L’edizione odierna de “Il Corriere dello Sport” si sofferma sulla scomparsa di Fabian O’Neill.
Il dispiacere nella voce si tocca con mano, le storie nella storia sono tante. Del resto è stato proprio Massimo Cellino a portare Fabian O’Neill in Italia, al Cagliari, dove il Mago s’è espresso al meglio.
Tutto cominciò in Uruguay.
«Lo vidi in un’amichevole a Punta del Este, ero con Paco Casal a una partita del Nacional durante le vacanze di Natale. Mi lasciò impressionato e lo volli portare al Cagliari. C’era Trapattoni come allenatore».
Quando si accorse che aveva problemi con l’alcol?
«Quando venne nel mio ufficio perché aveva avuto un incidente con l’auto. Gli chiesi “che c…. ci facevi alle 4 del mattino in giro?” e mi rispose “presidente, ho incontrato uno che mi ha detto che saremmo retrocessi, mi sono offeso, l’ho rincorso e per disgrazia gli ho tamponato il motorino”. Invece non era così. Si vedeva che aveva bevuto tanto».

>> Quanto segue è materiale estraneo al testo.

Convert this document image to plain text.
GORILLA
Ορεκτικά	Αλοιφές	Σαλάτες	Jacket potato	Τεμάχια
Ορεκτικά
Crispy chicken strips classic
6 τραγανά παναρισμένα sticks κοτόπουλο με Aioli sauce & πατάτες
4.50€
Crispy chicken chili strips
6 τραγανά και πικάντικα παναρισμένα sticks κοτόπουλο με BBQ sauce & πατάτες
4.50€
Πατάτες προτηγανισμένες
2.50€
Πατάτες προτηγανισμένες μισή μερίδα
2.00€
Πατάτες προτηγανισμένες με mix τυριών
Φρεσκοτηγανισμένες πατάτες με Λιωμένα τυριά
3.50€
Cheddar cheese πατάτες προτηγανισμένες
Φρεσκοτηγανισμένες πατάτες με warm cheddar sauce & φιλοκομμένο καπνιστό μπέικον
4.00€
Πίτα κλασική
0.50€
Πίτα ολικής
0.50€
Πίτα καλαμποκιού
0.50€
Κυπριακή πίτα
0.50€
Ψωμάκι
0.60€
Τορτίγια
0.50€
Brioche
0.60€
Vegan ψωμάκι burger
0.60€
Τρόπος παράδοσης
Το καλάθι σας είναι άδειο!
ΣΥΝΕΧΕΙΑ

Poi ci fu il passaggio alla Juventus.
«Mi disse che non voleva andar via da Cagliari, ma che sarebbe stato meglio perché c’era troppa gente che lo proteggeva in città. E allora lo feci andare alla Juve, che però non riuscì a cedere Zidane e ce lo lasciò un altro anno in prestito. Ma non fu più lo stesso».
Poi però a Cagliari c’è ritornato dopo l’esperienza al Perugia.
«Dove rinunciò a 4 anni di contratto a 2,9 miliardi netti di lire. Gli fecero firmare un documento, non so cosa, si vede che aveva bevuto. A Cagliari l’abbiamo fatto disintossicare, ma soffriva perché non giocava titolare. Poi un giorno mi chiama e mi dice che se ne torna in Uruguay. “Non dire cazzate” gli rispondo, ma poi è partito veramente. Per dispetto. Sarebbe dovuto ritornare due settimane dopo, ma essendo extracomunitario non lo fecero imbarcare. Le regole all’epoca erano diverse».
Che giocatore era?
«Un fenomeno. Quello con più talento che abbia mai avuto. Usava entrambi i piedi indifferentemente. La sua gamba destra, più corta di 3 centimetri, fu curata male e quindi imparò a calciare di sinistro. Aveva una forza incredibile, di testa, sui calci piazzati, oggi giocherebbe da titolare nel Psg senza dubbio».
Come persona, invece?
«È l’unico giocatore, forse uno dei pochi, che mi ha fatto un regalo: un orologio da tavolo che conservo ancora. Un giorno rubarono la macchina al magazziniere del Cagliari, lui andò a comprarne un’altra e gliela regalò. E ora è morto in povertà».
L’aveva più sentito?
«Qualche telefonata, ricevevo sue notizie da alcuni suoi ex compagni, dicevano che stava male. A uno di loro dissi di aiutarlo e che l’avrei rimborsato. Chiesi di non dare i soldi direttamente a Fabian perché se li sarebbe bevuti».
Ha mai provato a chiedergli il perché bevesse?
«Sì, mi disse “mio nonno beveva, mio padre beveva, mio zio beveva, ce l’ho nel dna, è più forte di me”. Era un ragazzo meraviglioso: sensibile, profondo, buono. Riposi in pace».